In response to concerns over the implications of this new policy, Chancellor Henry T. Yang has stated that the intent of the change is to promote diverse access to the leading public university.


Ada Marie Sison, a first-year student at UCSB, said she is concerned about the new and troubling questions raised by the findings of the eligibility study.

“It’s a bit discouraging to hear,” Sison said. “If you’re going to tinker with one SAT test, you should tinker with them both. Maybe create one whole new test altogether. This policy change just makes me feel like there won’t be an even playing field for the upcoming 2012 applicants.”


UC Defends New Admission Standards Under Attack by Asian Americans

Matt Krupnick, East Bay Times, March 31, 2009

The University of California on Tuesday fended off growing criticism of its new admissions standards, telling state lawmakers it would help poor and minority students get a college education.

Hounded by Asian-American legislators and community groups since adopting the changes in February, university officials told a legislative panel the reforms would open the university to thousands of students who are not eligible now.

The university has estimated that nearly 4,000 more Asian-American and Pacific islander students would have had their applications considered this year under the new policy, which takes effect in 2012.

That increase compares to about 1,800 more black students, 7,500 more Latinos and 15,000 more whites.


Lawmakers and Asian-American groups repeated their criticism that the university should have sought much more public input before approving the change.

The university should rescind the reforms until more data is available, particularly on the possible effects on Asian-American and Pacific islander applicants, state lawmakers said at the legislative hearing in Sacramento.


Tuesday’s hearing was the latest evidence of growing discontent with the university among Asian-Americans. At a San Francisco conference last week, several legislators, educators and community leaders also called for the changes to be rolled back.

The UC Board of Regents in February approved a proposal to remove the SAT subject test as a requirement, although the SAT reasoning test will remain a prerequisite.

Supporters of the reforms have said the subject tests prevent poor and minority students from applying. Asian-American applicants tend to perform well on those tests, critics say.

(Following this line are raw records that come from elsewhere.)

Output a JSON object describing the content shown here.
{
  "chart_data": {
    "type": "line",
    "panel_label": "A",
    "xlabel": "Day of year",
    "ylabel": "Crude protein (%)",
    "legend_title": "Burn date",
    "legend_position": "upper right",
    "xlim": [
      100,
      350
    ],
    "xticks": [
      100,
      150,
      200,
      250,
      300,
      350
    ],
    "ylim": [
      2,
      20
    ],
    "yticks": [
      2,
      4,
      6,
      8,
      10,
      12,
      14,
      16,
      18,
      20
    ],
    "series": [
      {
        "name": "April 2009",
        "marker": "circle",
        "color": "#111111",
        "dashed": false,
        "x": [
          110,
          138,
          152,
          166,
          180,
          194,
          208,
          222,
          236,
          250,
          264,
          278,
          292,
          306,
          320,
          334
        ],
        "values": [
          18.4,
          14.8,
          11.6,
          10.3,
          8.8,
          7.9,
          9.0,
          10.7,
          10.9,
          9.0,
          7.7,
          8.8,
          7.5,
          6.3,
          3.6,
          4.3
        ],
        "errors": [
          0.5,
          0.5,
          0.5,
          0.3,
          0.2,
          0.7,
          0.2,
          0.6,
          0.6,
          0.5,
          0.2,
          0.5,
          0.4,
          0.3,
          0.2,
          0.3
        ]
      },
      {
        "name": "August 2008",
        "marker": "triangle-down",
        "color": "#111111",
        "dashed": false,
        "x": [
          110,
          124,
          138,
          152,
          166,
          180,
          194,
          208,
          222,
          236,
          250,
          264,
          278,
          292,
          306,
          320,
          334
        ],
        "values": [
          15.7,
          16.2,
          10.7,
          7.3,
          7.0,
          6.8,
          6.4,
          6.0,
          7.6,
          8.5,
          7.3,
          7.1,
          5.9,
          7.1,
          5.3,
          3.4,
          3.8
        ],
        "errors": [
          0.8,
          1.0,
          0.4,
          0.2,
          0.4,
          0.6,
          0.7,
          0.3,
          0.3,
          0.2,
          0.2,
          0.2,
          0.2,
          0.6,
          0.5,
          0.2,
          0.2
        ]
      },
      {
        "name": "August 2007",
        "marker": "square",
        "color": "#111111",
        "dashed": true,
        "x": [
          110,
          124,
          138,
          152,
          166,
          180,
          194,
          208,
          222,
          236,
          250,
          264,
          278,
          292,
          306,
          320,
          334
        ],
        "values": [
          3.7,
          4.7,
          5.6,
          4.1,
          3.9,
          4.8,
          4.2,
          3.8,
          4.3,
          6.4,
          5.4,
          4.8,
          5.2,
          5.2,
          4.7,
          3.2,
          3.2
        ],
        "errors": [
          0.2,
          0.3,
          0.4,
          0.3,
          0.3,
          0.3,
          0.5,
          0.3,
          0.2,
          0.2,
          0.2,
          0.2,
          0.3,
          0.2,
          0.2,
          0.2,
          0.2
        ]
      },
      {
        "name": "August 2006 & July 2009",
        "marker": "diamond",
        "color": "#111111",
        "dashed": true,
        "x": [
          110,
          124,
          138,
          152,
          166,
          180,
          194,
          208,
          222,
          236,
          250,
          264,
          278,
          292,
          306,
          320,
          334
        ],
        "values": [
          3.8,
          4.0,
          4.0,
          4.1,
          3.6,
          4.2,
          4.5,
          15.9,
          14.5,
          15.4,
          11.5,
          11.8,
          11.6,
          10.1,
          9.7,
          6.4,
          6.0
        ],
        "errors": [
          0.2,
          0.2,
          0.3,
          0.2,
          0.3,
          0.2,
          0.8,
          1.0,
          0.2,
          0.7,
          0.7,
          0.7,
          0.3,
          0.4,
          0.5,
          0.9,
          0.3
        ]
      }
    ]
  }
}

UC leaders on Tuesday reiterated their intention to go ahead with the changes in 2012.


The debate has illuminated the diversity of countries and views represented among California’s Asian population.

Although Chinese, Korean and Japanese students are well-represented on UC campuses, Pacific islanders and southeast Asians–many of whom live in poverty–are not.

The Sacramento hearing illustrated the confusion surrounding the new requirements. After one legislator cited estimates released by the university, Rashid said there was no way to predict how the standards would affect different ethnic groups.